Il presidente dell’anm Eugenio Albamonte ha parlato di «strapotere della polizia giudiziaria» mentre «diventa impossibile un vero controllo da parte del pm». Gli atti vanno conservati in un archivio riservato gestito «sotto la direzione e la sorveglianza del Procuratore della Repubblica, con modalità tali da assicurare la tutela del segreto». Se per difendere meglio i loro assistiti gli avvocati vogliono accedere all’archivio — per capire se ci sono intercettazioni non usate dall’accusa ma che potrebbero essere utili — le possono solo ascoltare senza copiarle o trascriverle. Quegli stessi dati, però, rischiano di restare paradossalmente a totale disposizione delle società private che fanno le intercettazioni e che, come si è visto almeno in un caso, potrebbero anche usarli per fini non proprio leciti.

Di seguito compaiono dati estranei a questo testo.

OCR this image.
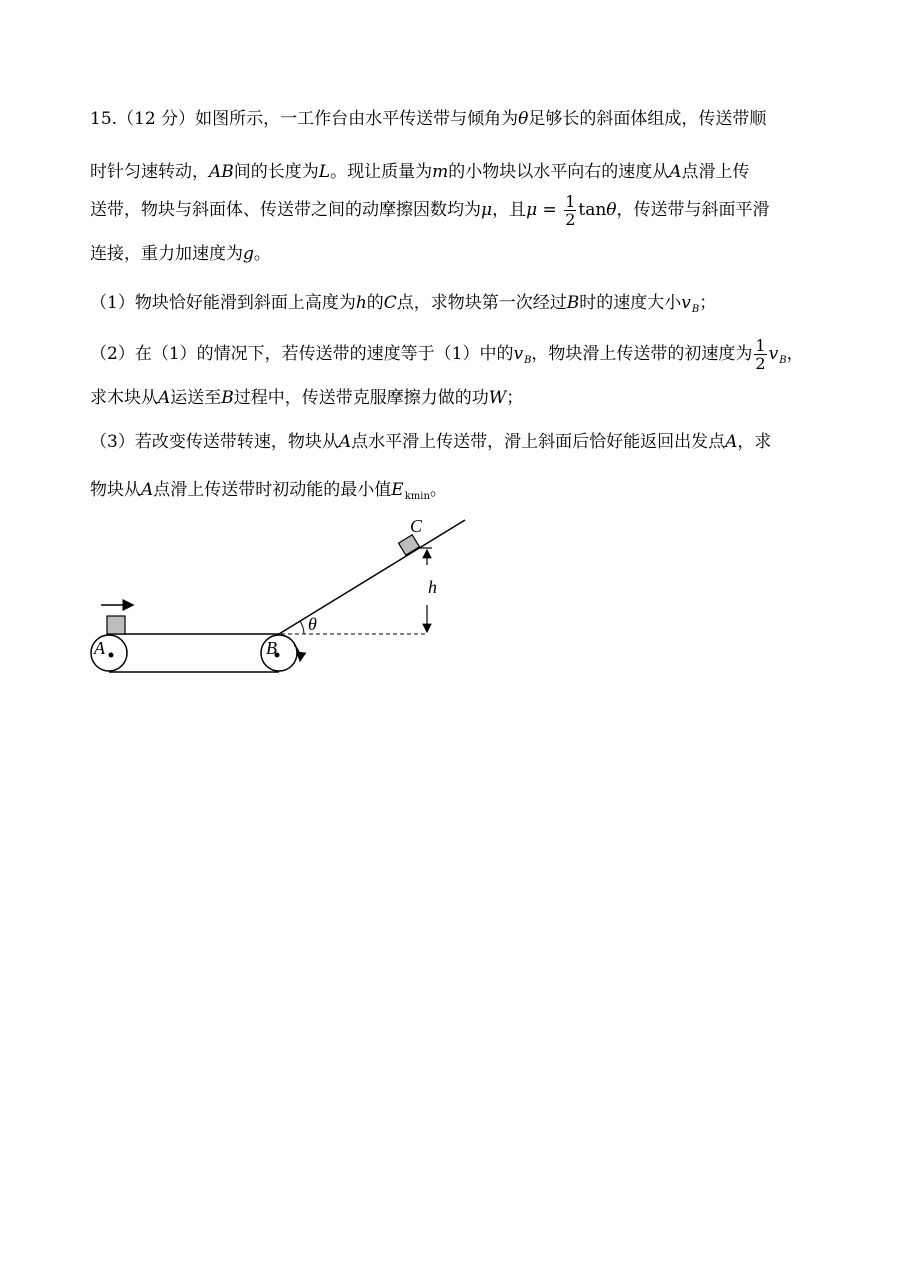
15.（12 分）如图所示，一工作台由水平传送带与倾角为θ足够长的斜面体组成，传送带顺
时针匀速转动，AB间的长度为L。现让质量为m的小物块以水平向右的速度从A点滑上传
送带，物块与斜面体、传送带之间的动摩擦因数均为μ，且$\mu = \frac{1}{2}$ tanθ，传送带与斜面平滑
连接，重力加速度为g。
（1）物块恰好能滑到斜面上高度为h的C点，求物块第一次经过B时的速度大小$v_B$；
（2）在（1）的情况下，若传送带的速度等于（1）中的$v_B$，物块滑上传送带的初速度为 $\frac{1}{2} v_B$，
求木块从A运送至B过程中，传送带克服摩擦力做的功W；
（3）若改变传送带转速，物块从A点水平滑上传送带，滑上斜面后恰好能返回出发点A，求
物块从A点滑上传送带时初动能的最小值$E_{kmin}$。
A	B
C
h
θ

Intervenendo a Milano a un convegno organizzato da Unicost, la corrente più rappresentativa nella magistratura che poi ha chiesto di differire la norma, il procuratore Francesco Greco ha detto chiaramente che per luglio non sarà possibile allestire l’archivio, aggiungendo che i procuratori sono «sconcertati» per «problemi che consiglierebbero un ministro più attento e un legislatore più accorto a rinviare l’applicazione». Dal ministero, invece, assicurano che si procede affinché si sia pronti per il 26 luglio. Pare comunque che ci sia la volontà di trovare una soluzione condivisa. Anche gli avvocati sono sul piede di guerra. Plaudono alla «esigenza» di evitare le «intollerabili» fughe di notizie, ma sono preoccupati per la compressione del diritto di difesa. Solo un imputato con grandi mezzi economici potrebbe permettersi uno stuolo di legali che, armati della sola memoria, in massimo 20 giorni scandaglino ore e ore di intercettazioni per trovare quella che salva il cliente. C’è poi la questione dei «trojan», i virus informatici che possono essere inoculati dagli investigatori negli smartphone copiandone il contenuto e attivando microfoni e telecamere. Strumento molto invasivo per la libertà, prima era usato quasi esclusivamente per delitti di mafia e di terrorismo, ora viene esteso ad altri reati da una nuova normativa che aumenta passaggi burocratici, costi e tempi della giustizia.